Well, it’s time for me to attend a regular yoga retreat that I go to every year. Tomorrow, we fly to Seattle then drive to Whidbey Island. I am so looking forward to it for various reasons. The first, is that it’s about 25 degrees cooler there! The low 70’s. That is heaven. For another thing, I love that part of the country. Totally different from Central Texas-the vegetation is so incredibly lush. You can see Mt. Rainer from all over Seattle. On Whidbey, you can be standing on the beach looking over the Pacific Ocean with the Cascades in the distance.
This is not your regular type of yoga-Hatha, Bikram, etc. This is actually more of a Meditation type of Yoga. It’s thousands of years old. And, while it does have some postures, it’s more about getting to a place of deep meditation. It’s something one has to be initiated into by a Monk of that particular order. Years ago, in the mail, I received a notice that a Monk would be here in town giving a public lecture with initiation into this practice offered over the weekend. I don’t have a clue how I got on the mailing list. I decided to go to the lecture mainly to see what it felt like to be in the presence of someone that was highly revered all over the world. After the lecture, which I attended with a friend of mine, she asked if I was going to get initiated. I said that I didn’t know. That I’d sleep on it and see how I felt in the morning. When I woke up, I decided that I wouldn’t go. Then, in the middle of my morning coffee, I felt that I had to go. So, at the last minute, I dropped my dog off at my sister’s and drove the 45 minutes to the location outside of town. I was really nervous not knowing what to expect. I sat on the floor with an OM tape playing just trying to get a “feeling” for things. Then, the dog that belonged to the woman that owned the house came and sat next to me and I took that as a sign that I was doing the right thing. In the end, there were probably 75-100 people that showed up. Many of them already practicing this form of Yoga and the others were there to be initiated into it. After a Fire Ceremony and several other things, we broke for lunch. I drove back into town to check on my dog. I showed my sister the flyer from the event and she asked, “So, did you get initiated?” “I don’t know!”, I replied. Jeez! how unaware can a person be???

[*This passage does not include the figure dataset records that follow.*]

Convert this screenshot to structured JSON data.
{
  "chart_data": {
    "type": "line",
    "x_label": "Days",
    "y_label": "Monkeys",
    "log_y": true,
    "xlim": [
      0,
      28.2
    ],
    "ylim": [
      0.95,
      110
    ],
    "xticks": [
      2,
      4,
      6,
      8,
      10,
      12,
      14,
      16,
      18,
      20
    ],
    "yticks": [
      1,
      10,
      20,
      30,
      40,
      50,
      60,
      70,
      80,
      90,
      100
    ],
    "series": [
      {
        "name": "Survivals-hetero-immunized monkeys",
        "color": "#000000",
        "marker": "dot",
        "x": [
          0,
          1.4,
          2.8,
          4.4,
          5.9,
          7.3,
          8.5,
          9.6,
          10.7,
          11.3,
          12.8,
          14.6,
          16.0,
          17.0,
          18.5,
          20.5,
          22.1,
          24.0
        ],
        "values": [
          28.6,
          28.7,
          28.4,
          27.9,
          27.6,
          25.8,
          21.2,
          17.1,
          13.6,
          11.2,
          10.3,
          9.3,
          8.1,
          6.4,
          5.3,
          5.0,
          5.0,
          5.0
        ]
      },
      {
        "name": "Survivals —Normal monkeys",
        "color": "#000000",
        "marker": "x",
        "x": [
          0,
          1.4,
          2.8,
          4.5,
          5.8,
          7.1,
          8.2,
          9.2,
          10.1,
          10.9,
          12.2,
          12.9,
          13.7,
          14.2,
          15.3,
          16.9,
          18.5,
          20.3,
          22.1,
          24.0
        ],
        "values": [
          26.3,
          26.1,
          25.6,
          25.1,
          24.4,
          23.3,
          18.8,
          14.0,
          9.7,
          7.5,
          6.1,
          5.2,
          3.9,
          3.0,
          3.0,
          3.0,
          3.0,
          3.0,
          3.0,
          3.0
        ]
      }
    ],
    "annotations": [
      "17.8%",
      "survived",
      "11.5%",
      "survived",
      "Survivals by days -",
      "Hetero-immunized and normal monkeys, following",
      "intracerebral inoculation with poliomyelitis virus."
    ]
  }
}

Anyway, I had been initiated and went back for the rest of the day and the following day for the classes. That was in 2001 and I have been kind of involved with it ever since. I use the word “kind of” because I don’t practice on a daily basis. I’ve been to many retreats-some silent for several days-love those!-and will never pass up a chance to go if a Monk is involved. As a matter of fact, because this is a world-wide organization, when we were in Hong Kong, I decided to see if there was a contact number there. There was and I sent an e-mail thinking maybe we could go to an hour meditation-Well, it turns out that the head Monk was actually on his way from India to Australia and he was stopping over in Hong Kong for a weekend program. Now, let me say, that I met my SO at a weekly meditation. Now he meditates every day-twice a day. Never misses. He is also extremely devoted to this Monk that was in Hong Kong. So, instead of an hour, we spent a whole day-which I kind of went to kicking and fighting and then was glad that I did. (that’s happened a lot in my life!)
So,back to my retreat in Whidbey Island. Several years ago when I went, they’d had food catered (sometimes the retreat would be in a space with an “in-house” caterer). When the caterer dropped off the food, I said, “I could do that!” And I do. Retreat venues are chosen so that I-as an outsider-can come in and do the cooking. So, my SO and I usually go a few days early so that I can do almost all of the food before the retreat starts. This is basically 3 meals a day for anywhere from 15-20 people at each meal for 3 days. I get into a zone when I cook like that, and for me, That is my meditation. But, I also attend the meditation sessions and get a lot out of them. Now in the past, for the few days we would be there before, of course I would be drinking each night. (this doesn’t include me drinking every night all the time!) Trying to hide the wine bottles until I could bury them in the trash. (which there is a total sin! as everything is recycled and composted) Then, no alcohol during the retreat. We usually leave the retreat after lunch on Sunday-going back to Seattle for a few days before flying home. Of course as soon as we’d get to Seattle, checked into the hotel and all of that, I would be ready to go. Which is code for DRINK, DRINK, DRINK! I mean, here I was, just having spent 3-4 days in an amazingly intense Spiritual atmosphere. Even having some very deep meditations myself. As well as surrounded by people whose vibrations are so high that they just radiate. And what did I want to do? Kill that as soon as possible. Numb it. Distance myself from it.
Well, not this time. Today is 7 months without any alcohol for me. There have been moments, yes. But they come and then they go. For the most part, I can’t express how glad I am that I quit. Yet, at the same time, I keep remembering a “custom” Craft Cocktail that was made for me the last time I was in Seattle and how delicious it was. And, that sucks. BUT, not as much as it would if I backslid . And, while many of the things I’ve done and places that I’ve been in these past 7 months aren’t new to me, experiencing them without any alcohol involved is. And that’s a good thing.